For each presentation you give, you have to look at what the audience’s needs are. Needs come in two forms: spoken and unspoken. Many prepare to present with a focus on all of the knowledge they have as a presenter. Instead, shift that focus to what the audience needs to know. What do they need to get out of the information you are presenting?
As you prepare to present, outline three items: 1. What do you want the audience to know? 2. How do you want them to feel? and 3. What do you want them to do after listening to your presentation? From this, you have to break through and become part of the audience’s story to get them to engage and listen to your story.
Many people HATE to speak in front of any audience, large or small. Gershman’s take on that? People are not worried about the presenter. They are thinking about themselves. What do to they have to this afternoon? What about dinner tonight?

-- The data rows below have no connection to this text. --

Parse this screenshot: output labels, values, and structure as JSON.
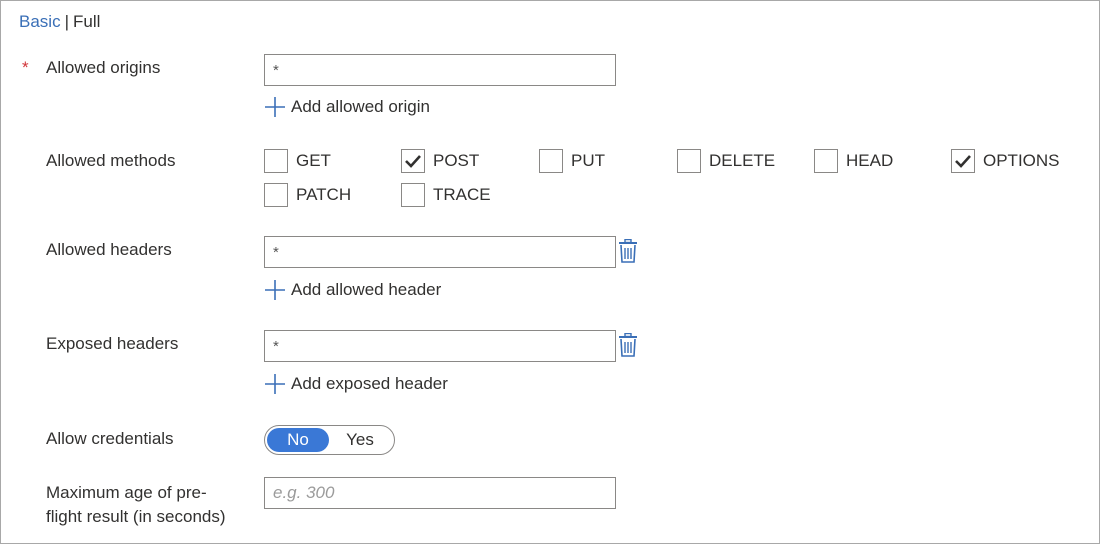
{
  "mode_switch": {
    "basic": "Basic",
    "separator": "|",
    "full": "Full"
  },
  "required_marker": "*",
  "allowed_origins": {
    "label": "Allowed origins",
    "value": "*",
    "add_label": "Add allowed origin"
  },
  "allowed_methods": {
    "label": "Allowed methods",
    "options": [
      {
        "name": "GET",
        "checked": false
      },
      {
        "name": "POST",
        "checked": true
      },
      {
        "name": "PUT",
        "checked": false
      },
      {
        "name": "DELETE",
        "checked": false
      },
      {
        "name": "HEAD",
        "checked": false
      },
      {
        "name": "OPTIONS",
        "checked": true
      },
      {
        "name": "PATCH",
        "checked": false
      },
      {
        "name": "TRACE",
        "checked": false
      }
    ]
  },
  "allowed_headers": {
    "label": "Allowed headers",
    "value": "*",
    "add_label": "Add allowed header"
  },
  "exposed_headers": {
    "label": "Exposed headers",
    "value": "*",
    "add_label": "Add exposed header"
  },
  "allow_credentials": {
    "label": "Allow credentials",
    "no": "No",
    "yes": "Yes",
    "selected": "No"
  },
  "max_age": {
    "label_line1": "Maximum age of pre-",
    "label_line2": "flight result (in seconds)",
    "placeholder": "e.g. 300"
  },
  "colors": {
    "link": "#3a6fb7",
    "toggle_on": "#3a78d6",
    "required": "#d13438"
  }
}
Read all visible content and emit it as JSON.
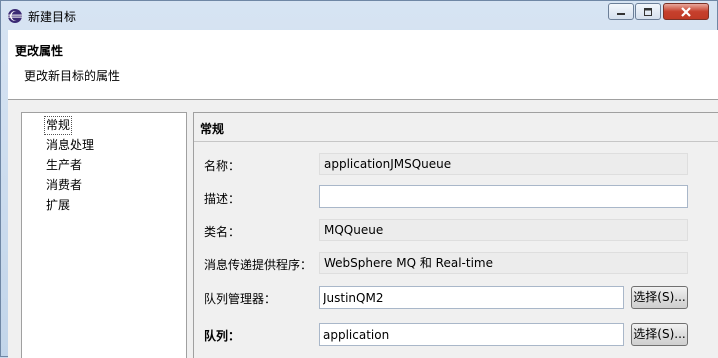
{
  "window": {
    "title": "新建目标",
    "icon": "eclipse-icon"
  },
  "banner": {
    "title": "更改属性",
    "description": "更改新目标的属性"
  },
  "nav": {
    "items": [
      {
        "label": "常规",
        "selected": true
      },
      {
        "label": "消息处理",
        "selected": false
      },
      {
        "label": "生产者",
        "selected": false
      },
      {
        "label": "消费者",
        "selected": false
      },
      {
        "label": "扩展",
        "selected": false
      }
    ]
  },
  "content": {
    "section_title": "常规",
    "fields": {
      "name": {
        "label": "名称：",
        "value": "applicationJMSQueue"
      },
      "description": {
        "label": "描述：",
        "value": ""
      },
      "class_name": {
        "label": "类名：",
        "value": "MQQueue"
      },
      "provider": {
        "label": "消息传递提供程序：",
        "value": "WebSphere MQ 和 Real-time"
      },
      "queue_manager": {
        "label": "队列管理器：",
        "value": "JustinQM2",
        "button": "选择(S)..."
      },
      "queue": {
        "label": "队列：",
        "value": "application",
        "button": "选择(S)..."
      }
    }
  },
  "colors": {
    "frame": "#c9d9ec",
    "close_button": "#c6402d",
    "panel_bg": "#f0f0f0"
  }
}
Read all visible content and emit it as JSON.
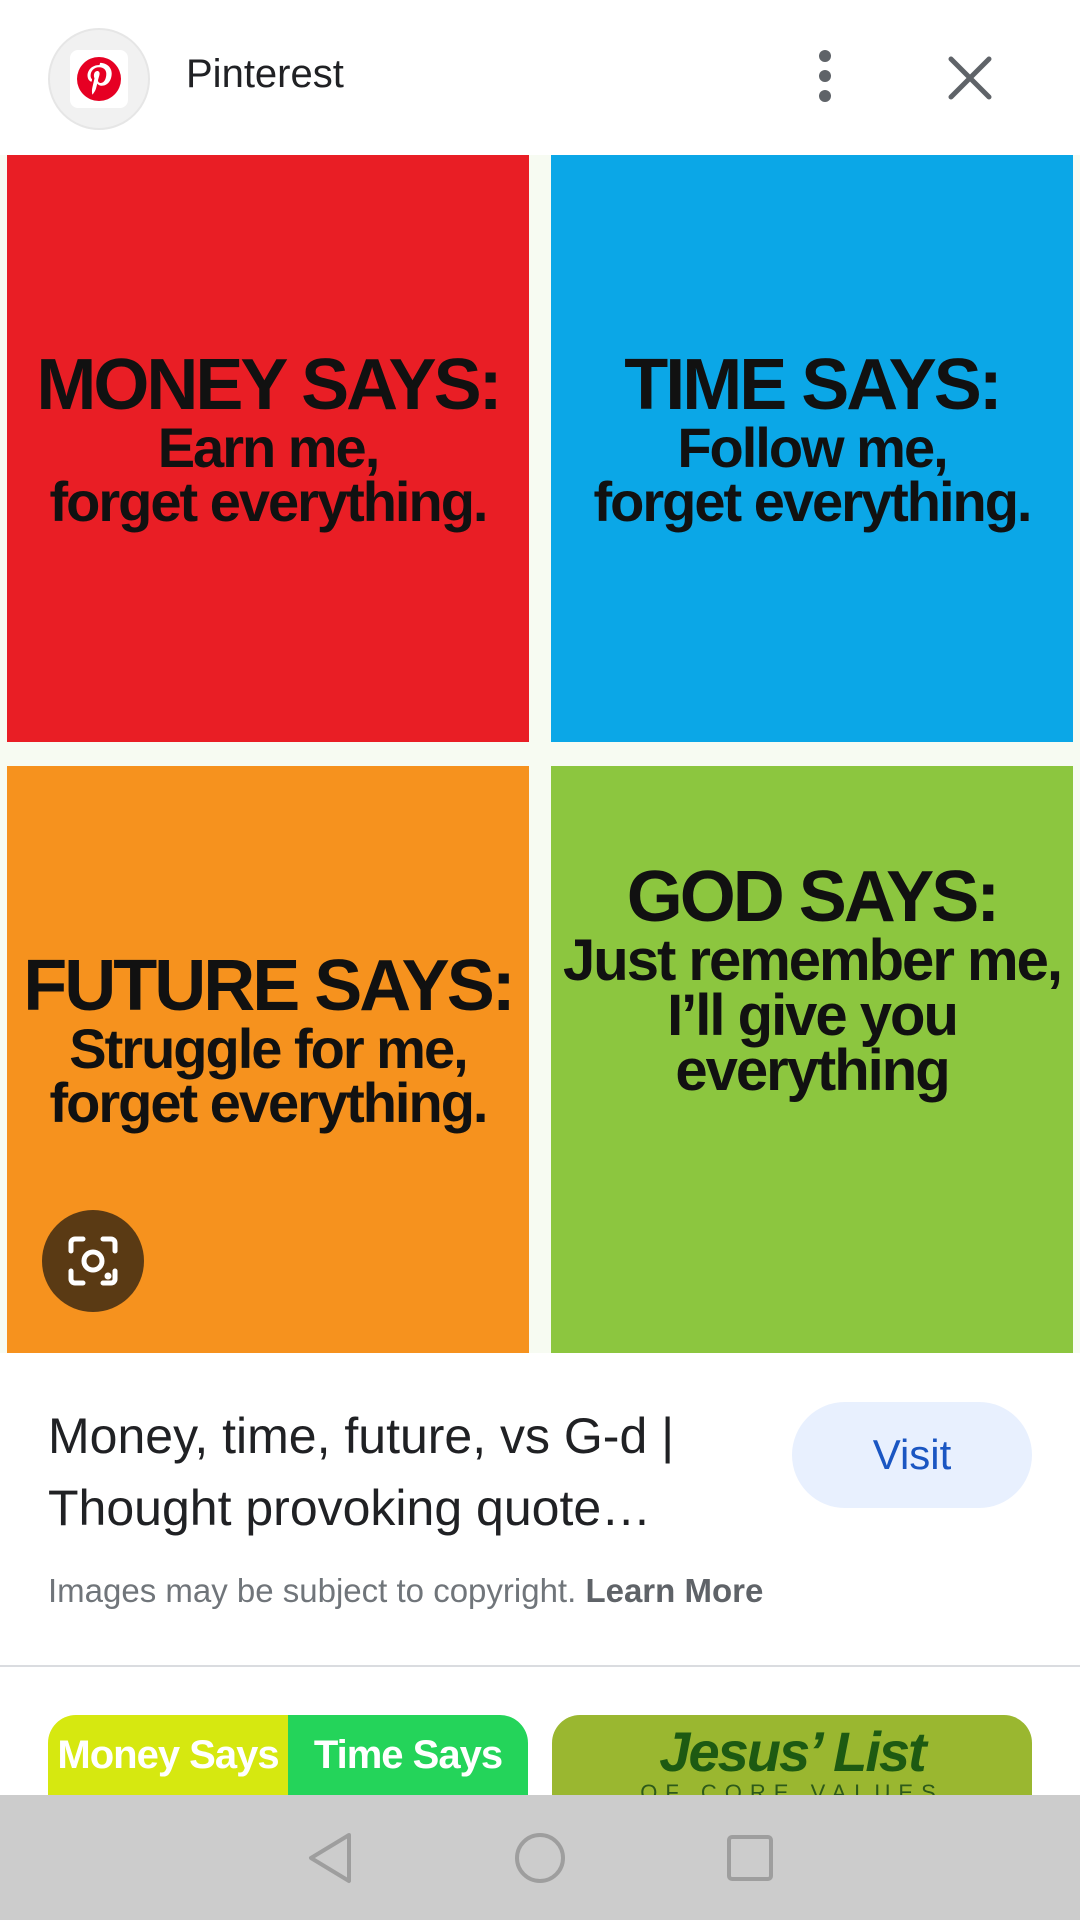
{
  "header": {
    "site_name": "Pinterest",
    "logo_icon": "pinterest-logo",
    "brand_color": "#e60023",
    "menu_icon": "more-vert-icon",
    "close_icon": "close-icon"
  },
  "image": {
    "quadrants": [
      {
        "heading": "MONEY SAYS:",
        "lines": [
          "Earn me,",
          "forget everything."
        ],
        "color": "#e91e25"
      },
      {
        "heading": "TIME SAYS:",
        "lines": [
          "Follow me,",
          "forget everything."
        ],
        "color": "#0ba7e7"
      },
      {
        "heading": "FUTURE SAYS:",
        "lines": [
          "Struggle for me,",
          "forget everything."
        ],
        "color": "#f6921e"
      },
      {
        "heading": "GOD SAYS:",
        "lines": [
          "Just remember me,",
          "I’ll give you",
          "everything"
        ],
        "color": "#8cc63f"
      }
    ],
    "lens_icon": "google-lens-icon"
  },
  "info": {
    "title": "Money, time, future, vs G-d | Thought provoking quote…",
    "visit_label": "Visit",
    "copyright_text": "Images may be subject to copyright.",
    "learn_more": "Learn More"
  },
  "related": [
    {
      "left_text": "Money Says",
      "right_text": "Time Says"
    },
    {
      "title": "Jesus’ List",
      "subtitle": "OF CORE VALUES"
    }
  ],
  "navbar": {
    "back_icon": "back-triangle-icon",
    "home_icon": "home-circle-icon",
    "recents_icon": "recents-square-icon"
  }
}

Ninety-three percent of content delivered comes from voice and body language. With only seven percent coming from words. That does not mean that words are not important, of course they are. We just have to make sure that what we are delivering to the audience matches the tone of what we are saying. People typically don’t remember the words you said, they remember how you make them feel.
Ears will lose focus if the speaker is presenting in a monotone voice. How do we create contrast as a presenter? You can talk louder and then softer, you can change the tempo in your delivery, you can update the pitch of your voice, and you can change your tone, presenting more practically and then mixing in with emotional tones.
In terms of body-language, there are three ways to keep the audience engaged. First, by movement. For example, lean into the audience when a question is being asked, and then step back to address the entire audience when answering the question. Second, by visuals. Make sure that your Power Point is not too busy where you are making the audience work for what you are presenting. Too much text on a slide will make the audience focus on two things: you and the slide deck. Keep it simple. Third, eye contact. Instead of looking at a presentation as addressing 50 or 100 people, look at it as having several short conversations in a row. One person at a time.
Sarah closed her presentation by outlining the difference between charisma and presence. Charisma is when people are drawn to a person because of their natural attributes. But presence is when the speaker is drawn into the audience. Sara concluded with the idea of always having gratitude towards the audience, and making sure you provide them with the gift of your presence or providing “presents.”